A turma se entreolha. Sorrisinhos de Mona Lisa, olhares de “lá vem mais um pato da cidade grande”. O mais velho toma a iniciativa:
“Achegue-se! Seu Zé, manda aí pro nosso amigo a estrogofúndia que matou o guarda."
O mais novo quase tem um ataque de riso de se engasgar no engasga-gato, mas leva uma botinada na canela (nosso pesquisador, agora encantado com a hospitalidade jeripoquense, nada percebe) e faz cara de sério.

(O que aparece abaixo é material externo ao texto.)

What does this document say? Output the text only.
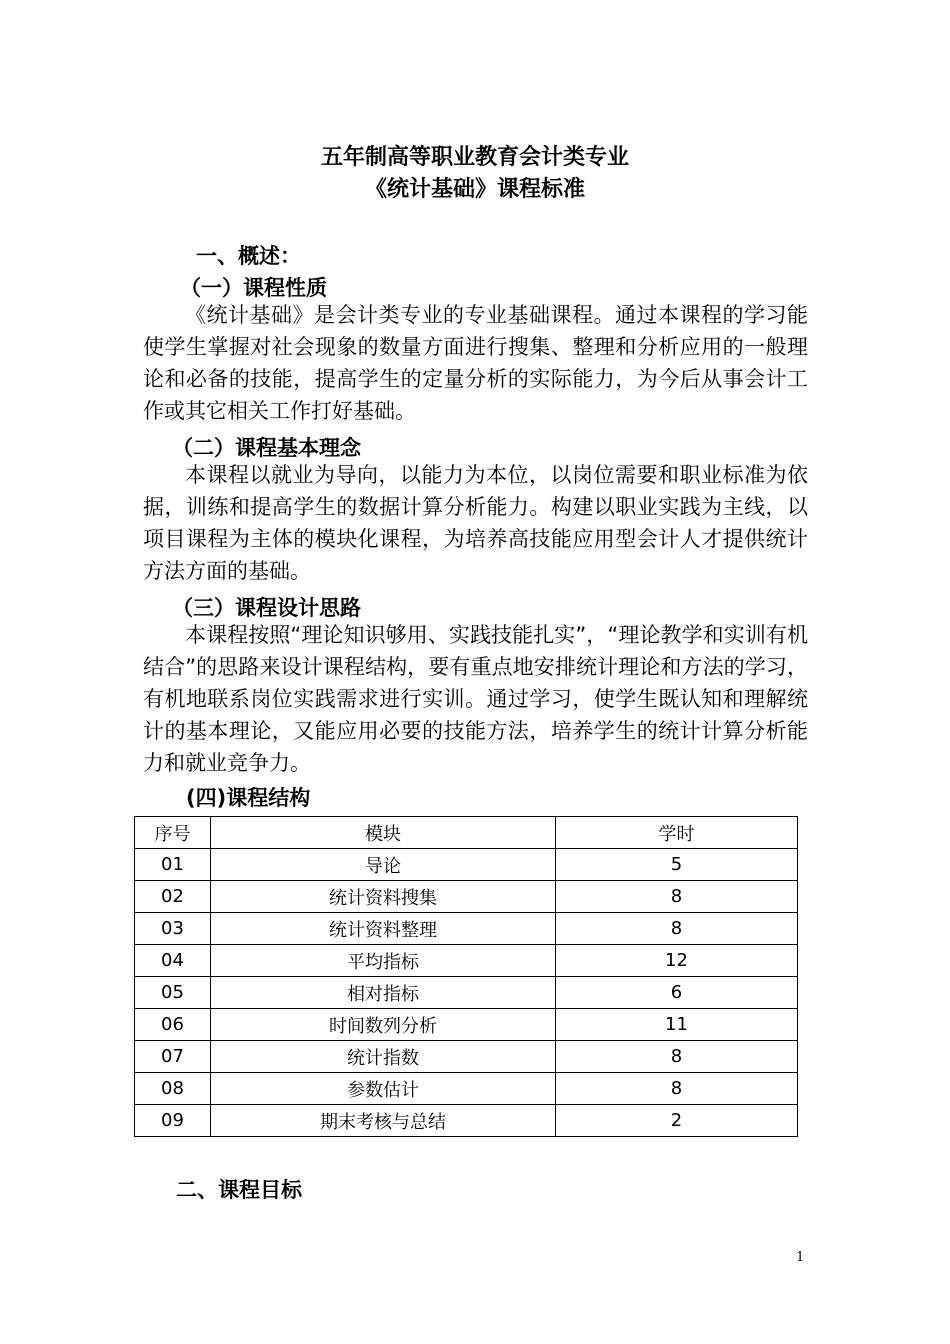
五年制高等职业教育会计类专业
《统计基础》课程标准
一、概述：
（一）课程性质

《统计基础》是会计类专业的专业基础课程。通过本课程的学习能使学生掌握对社会现象的数量方面进行搜集、整理和分析应用的一般理论和必备的技能，提高学生的定量分析的实际能力，为今后从事会计工作或其它相关工作打好基础。

（二）课程基本理念

本课程以就业为导向，以能力为本位，以岗位需要和职业标准为依据，训练和提高学生的数据计算分析能力。构建以职业实践为主线，以项目课程为主体的模块化课程，为培养高技能应用型会计人才提供统计方法方面的基础。

（三）课程设计思路

本课程按照“理论知识够用、实践技能扎实”，“理论教学和实训有机结合”的思路来设计课程结构，要有重点地安排统计理论和方法的学习，有机地联系岗位实践需求进行实训。通过学习，使学生既认知和理解统计的基本理论，又能应用必要的技能方法，培养学生的统计计算分析能力和就业竞争力。

(四)课程结构
序号	模块	学时
01	导论	5
02	统计资料搜集	8
03	统计资料整理	8
04	平均指标	12
05	相对指标	6
06	时间数列分析	11
07	统计指数	8
08	参数估计	8
09	期末考核与总结	2
二、课程目标
1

Assim segue o papo movido a álcool, como se a cachaça tivesse sido chamada de estrogofúndia desde o tempo dos jesuítas. Ele anota em seu bloquinho: "Estrogofúndia (s.f.): (Bras., Jeripoca do Noroeste) Cachaça." E assim sai no dicionário. Quem vai duvidar? Quem mais esteve em Jeripoca do Noroeste para conferir?
Na cidade grande, no boteco vizinho à faculdade, a descoberta lingüística vira tema de conversa. Quer pegar uma estudante de Humanas descolada e moderna? Diga ao pé do ouvido da moça: "Você sabia, gata, que em Jeripoca do Noroeste eles chamam a cachaça de estrogofúndia?" Pronto! Ganhou pra hoje.
Cachaça também é cultura. Quer dizer, no Brasil a cultura vai pouco além da cachaça.